I said no visitors for a couple of weeks. I was quite down and emotional after the birth and people broke that rule and no one really stood up and made it count for anything. On my day home from hospital, my husband said he wanted to take her for an hour to meet his mum - that hour was great as I'd been in some stage of labour for 4 days and not slept properly for 5 days. I wasn't that happy about it at the time, especially as I'd laid down this rule and they'd been the only ones to kick up a huge fuss about it, but it was better than her forcing her way into our home. My best friend came round when she was 4 days old and that was too much. I said she could pop in if she wished and she was here hours and when she held my baby she wouldn't give her back! I ended up upstairs crying because I didn't feel I could demand my baby back - I felt I was being unreasonable - and all I could see was my baby snuggled up on her chest! Then when she was 5 or 6 days old my family came down from Wales! At 2 weeks my brother and his gf came from London and stayed a few hours. Then a couple of friends with children came within a couple of days of each other (found that hard as on one of the times my baby was really worked up and I couldn't settle her, felt self-conscious about feeding in front of them, and the woman took her for a hold and baby calmed down straight away, upon which the room fell silent :'( ).
Anyway, what I knew before I had my baby and what was reaffirmed during these visits which seemed forced on me and went on for hours at a time, was that people come and are only interested in the baby, not mum and definitely not dad! They aren't interested in helping with anything and they just want you to wait on them as you would normally! My mum, gran, brother and his partner came and my husband did a bbq for them!! My mum jumped in my seat on the sofa which I had set up for breastfeeding and thenmoaned when I asked to sit back there! No one ONCE offered to make ME a drink or something to eat; most of them waited expectantly for me to wait on them and I was glad to get rid of them. I think it is pretty intrusive to come into a new family's home days after the birth of a baby and stay for 4 or 5 hours!
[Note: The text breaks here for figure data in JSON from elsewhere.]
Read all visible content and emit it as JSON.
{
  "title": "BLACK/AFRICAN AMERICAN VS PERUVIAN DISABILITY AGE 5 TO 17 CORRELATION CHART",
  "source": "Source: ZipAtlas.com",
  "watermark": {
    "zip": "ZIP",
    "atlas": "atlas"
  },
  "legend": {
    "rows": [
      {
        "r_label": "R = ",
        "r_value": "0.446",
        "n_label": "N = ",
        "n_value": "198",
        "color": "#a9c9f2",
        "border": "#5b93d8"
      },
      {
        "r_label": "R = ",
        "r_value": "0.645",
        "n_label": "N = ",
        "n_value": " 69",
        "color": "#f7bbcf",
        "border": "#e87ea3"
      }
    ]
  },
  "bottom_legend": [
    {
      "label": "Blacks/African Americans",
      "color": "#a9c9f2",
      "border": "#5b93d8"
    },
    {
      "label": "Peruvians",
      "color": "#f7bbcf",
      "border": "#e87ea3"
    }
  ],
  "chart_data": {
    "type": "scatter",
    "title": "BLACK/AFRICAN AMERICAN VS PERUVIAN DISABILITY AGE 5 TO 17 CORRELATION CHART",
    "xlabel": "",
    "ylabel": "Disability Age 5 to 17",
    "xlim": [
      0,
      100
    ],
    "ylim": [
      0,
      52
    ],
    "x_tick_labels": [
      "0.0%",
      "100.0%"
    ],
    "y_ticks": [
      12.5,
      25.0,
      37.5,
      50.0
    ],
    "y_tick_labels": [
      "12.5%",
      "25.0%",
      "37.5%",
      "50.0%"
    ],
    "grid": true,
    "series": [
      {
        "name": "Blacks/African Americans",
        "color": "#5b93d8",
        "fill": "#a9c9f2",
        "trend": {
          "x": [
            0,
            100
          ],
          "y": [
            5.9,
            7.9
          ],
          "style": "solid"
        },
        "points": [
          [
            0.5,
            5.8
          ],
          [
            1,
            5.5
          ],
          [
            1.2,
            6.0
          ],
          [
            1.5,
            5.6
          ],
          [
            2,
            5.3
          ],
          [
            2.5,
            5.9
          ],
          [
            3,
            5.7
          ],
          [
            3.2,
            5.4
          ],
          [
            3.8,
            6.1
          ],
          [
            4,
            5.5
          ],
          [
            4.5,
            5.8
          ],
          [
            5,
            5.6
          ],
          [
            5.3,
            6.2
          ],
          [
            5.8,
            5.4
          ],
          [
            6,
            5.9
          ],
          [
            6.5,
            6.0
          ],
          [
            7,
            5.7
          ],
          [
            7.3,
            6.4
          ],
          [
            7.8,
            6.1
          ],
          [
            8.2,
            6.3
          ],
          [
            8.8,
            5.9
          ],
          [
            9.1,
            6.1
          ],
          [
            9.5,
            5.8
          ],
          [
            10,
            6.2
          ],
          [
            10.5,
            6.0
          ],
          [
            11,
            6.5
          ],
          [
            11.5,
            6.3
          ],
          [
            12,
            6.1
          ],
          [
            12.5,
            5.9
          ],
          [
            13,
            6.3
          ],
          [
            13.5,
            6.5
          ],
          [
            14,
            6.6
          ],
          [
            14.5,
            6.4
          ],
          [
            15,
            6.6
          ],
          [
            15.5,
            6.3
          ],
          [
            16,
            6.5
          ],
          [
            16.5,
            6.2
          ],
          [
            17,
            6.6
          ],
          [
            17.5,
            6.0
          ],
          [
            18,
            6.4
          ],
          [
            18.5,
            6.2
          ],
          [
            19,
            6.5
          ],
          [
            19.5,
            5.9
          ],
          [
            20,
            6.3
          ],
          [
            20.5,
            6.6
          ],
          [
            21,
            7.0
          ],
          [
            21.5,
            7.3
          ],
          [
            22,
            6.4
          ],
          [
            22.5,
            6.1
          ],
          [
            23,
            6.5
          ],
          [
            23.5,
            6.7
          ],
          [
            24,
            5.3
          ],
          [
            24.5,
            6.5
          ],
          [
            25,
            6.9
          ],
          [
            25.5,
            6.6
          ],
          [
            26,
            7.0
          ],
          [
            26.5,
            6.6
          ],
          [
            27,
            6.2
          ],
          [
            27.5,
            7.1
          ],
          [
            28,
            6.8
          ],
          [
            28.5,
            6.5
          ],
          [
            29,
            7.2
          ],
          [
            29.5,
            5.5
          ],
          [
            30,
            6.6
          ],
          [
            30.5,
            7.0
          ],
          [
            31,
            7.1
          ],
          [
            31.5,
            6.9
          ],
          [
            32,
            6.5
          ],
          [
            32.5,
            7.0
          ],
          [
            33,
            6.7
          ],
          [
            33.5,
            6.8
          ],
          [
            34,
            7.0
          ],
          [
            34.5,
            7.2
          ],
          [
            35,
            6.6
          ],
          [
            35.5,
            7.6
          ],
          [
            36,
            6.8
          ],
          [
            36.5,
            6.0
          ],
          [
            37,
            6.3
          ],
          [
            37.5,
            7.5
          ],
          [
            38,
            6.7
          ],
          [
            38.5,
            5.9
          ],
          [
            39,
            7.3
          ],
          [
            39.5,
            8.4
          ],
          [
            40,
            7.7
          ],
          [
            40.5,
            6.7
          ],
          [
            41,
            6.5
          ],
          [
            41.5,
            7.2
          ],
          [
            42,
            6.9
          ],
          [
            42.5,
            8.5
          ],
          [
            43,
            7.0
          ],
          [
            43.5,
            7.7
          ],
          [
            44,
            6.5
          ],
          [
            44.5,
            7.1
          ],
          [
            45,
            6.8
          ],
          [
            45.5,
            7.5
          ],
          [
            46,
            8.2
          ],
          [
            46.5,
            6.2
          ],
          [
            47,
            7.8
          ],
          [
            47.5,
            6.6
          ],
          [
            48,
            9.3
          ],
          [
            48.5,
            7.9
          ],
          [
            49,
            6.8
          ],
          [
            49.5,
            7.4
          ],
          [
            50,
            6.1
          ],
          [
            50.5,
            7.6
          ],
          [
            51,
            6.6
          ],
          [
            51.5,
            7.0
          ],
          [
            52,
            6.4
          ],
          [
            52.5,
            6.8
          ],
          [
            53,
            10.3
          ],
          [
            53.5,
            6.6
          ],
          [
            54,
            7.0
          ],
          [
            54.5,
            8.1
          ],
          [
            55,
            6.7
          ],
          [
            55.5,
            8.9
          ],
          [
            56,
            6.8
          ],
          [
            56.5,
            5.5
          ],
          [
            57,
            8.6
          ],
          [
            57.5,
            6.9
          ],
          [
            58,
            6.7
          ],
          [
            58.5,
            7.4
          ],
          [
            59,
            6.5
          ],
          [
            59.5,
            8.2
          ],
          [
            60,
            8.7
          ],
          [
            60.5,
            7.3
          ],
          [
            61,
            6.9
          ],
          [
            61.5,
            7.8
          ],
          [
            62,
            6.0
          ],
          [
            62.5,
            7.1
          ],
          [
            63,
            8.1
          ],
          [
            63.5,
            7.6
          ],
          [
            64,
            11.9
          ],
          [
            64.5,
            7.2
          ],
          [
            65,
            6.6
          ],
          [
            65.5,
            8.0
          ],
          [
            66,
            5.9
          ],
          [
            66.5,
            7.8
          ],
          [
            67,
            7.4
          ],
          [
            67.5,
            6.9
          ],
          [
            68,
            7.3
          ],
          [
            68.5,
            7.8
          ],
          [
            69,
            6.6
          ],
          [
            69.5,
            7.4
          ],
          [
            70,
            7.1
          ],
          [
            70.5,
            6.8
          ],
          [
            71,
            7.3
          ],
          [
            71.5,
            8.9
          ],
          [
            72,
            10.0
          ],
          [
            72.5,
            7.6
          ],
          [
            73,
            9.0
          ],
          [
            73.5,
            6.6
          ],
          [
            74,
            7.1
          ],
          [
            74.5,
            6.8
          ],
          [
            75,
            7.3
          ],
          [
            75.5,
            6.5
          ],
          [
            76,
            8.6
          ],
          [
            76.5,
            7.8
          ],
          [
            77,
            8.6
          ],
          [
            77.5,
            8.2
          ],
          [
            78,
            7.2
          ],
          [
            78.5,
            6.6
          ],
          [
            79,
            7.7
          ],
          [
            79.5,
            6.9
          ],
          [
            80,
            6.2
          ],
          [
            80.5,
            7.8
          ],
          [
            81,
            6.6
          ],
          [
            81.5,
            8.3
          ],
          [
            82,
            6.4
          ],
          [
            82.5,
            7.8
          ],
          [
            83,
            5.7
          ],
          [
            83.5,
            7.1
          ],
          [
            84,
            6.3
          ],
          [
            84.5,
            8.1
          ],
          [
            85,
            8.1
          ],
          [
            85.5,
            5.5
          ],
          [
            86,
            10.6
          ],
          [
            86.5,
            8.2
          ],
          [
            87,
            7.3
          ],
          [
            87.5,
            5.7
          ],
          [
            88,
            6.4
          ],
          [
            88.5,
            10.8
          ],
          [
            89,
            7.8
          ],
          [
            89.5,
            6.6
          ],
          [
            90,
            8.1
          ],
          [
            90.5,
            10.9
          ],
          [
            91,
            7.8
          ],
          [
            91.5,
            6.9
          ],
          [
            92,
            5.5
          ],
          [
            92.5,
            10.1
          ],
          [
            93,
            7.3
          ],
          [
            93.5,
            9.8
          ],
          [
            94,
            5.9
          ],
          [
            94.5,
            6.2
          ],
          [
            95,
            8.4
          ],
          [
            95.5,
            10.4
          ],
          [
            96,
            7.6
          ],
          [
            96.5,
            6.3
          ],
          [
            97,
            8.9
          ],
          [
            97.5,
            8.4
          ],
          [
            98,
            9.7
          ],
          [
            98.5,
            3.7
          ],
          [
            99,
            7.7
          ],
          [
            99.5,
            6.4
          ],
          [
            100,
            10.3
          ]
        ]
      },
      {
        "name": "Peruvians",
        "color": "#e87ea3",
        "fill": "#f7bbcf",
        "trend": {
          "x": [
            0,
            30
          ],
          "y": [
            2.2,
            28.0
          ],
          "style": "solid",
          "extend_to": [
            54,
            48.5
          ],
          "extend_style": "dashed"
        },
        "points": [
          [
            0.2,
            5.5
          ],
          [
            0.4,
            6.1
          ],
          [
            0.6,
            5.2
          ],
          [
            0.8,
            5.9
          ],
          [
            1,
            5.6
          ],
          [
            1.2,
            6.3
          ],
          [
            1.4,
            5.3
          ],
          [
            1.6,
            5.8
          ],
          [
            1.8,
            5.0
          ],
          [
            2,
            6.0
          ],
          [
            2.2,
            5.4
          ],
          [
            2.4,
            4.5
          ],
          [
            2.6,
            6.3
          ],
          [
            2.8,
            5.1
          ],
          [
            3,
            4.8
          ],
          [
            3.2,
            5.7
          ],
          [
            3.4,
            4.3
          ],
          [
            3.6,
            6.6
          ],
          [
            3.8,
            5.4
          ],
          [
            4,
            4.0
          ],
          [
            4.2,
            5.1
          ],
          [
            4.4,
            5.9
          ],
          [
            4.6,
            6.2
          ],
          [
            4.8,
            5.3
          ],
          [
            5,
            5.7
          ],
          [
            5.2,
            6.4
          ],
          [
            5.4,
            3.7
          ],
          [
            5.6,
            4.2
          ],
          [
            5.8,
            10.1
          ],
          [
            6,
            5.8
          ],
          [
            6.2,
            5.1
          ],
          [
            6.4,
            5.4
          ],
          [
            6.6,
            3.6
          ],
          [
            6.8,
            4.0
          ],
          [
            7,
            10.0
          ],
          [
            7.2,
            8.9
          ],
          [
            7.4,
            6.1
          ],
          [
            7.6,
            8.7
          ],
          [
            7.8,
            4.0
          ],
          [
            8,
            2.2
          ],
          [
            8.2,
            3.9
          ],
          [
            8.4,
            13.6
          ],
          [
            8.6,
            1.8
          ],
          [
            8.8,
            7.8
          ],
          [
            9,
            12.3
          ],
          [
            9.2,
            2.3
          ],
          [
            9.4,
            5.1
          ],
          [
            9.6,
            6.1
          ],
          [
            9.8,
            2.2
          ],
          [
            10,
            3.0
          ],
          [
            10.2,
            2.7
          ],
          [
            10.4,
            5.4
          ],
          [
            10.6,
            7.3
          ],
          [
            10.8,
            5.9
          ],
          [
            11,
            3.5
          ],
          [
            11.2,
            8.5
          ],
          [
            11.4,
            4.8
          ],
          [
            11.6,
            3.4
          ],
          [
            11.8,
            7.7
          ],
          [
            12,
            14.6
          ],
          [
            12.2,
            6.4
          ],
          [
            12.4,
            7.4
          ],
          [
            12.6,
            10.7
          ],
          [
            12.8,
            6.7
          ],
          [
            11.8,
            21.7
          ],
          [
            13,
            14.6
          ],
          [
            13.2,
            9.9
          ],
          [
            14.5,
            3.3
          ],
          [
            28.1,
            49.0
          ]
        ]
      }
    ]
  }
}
Next time there will be NO visitors. If I had not had such an emotionally and physically exhausting time this time (what with it being first baby too), I'd have felt strong enough to stand my ground on rules I made before my baby was born. My husband weakened and didn't stand up for those 'rules' and next time he is going to have to because I am NOT entertaining people again. I will be doing what the HV at my antenatal class said to do, and that is to do a pre-recorded answerphone message ('mum and baby doing well, settling in at home, we will let you know when we are ready for visitors bla bla bla'; a note on the door 'please do not disturb - new baby' or something like that; a facebook announcement and make clear when visitors will be welcome). Having said all of that; I was rather lucky in that my in-laws respected my wish not to have them here every day (they didn't come at all haha!) and my mum lives in Wales so it wasn't an issue. Once people had seen her once, that was that and we spent some lovely time as a family going out and about.
I would recommend any new mum does not have visitors who are not extremely close (I am not close to my mum) for at LEAST a week after the birth. This is bonding and recovery time for all of you as a new family. Visitors who come should be prepared to play by YOUR guidelines (ie, stay for an hour then GO!) and maybe be polite enough to make you a drink (but don't make that a rule haha!). It is so tiring in those days after the birth and to be honest I just didn't want to see people! Just say to people you know everyone is so keen to meet baby and you will let them know when you are recovered and ready for visitors. There may be some people you need to be firm with (for me it was my in-laws), but others will understand without you even saying anything, that you just want time alone as a family. I will actually go against what the majority would say, here, and say that I actually think hospital is underrated (my hospital was good anyway) as it protects you from all of these visitors who you feel you can't say no to, and you also get the rest you really WILL need.
Good luck with it! I think your due date is not long after mine was last year (April 20th) and my baby came on due date!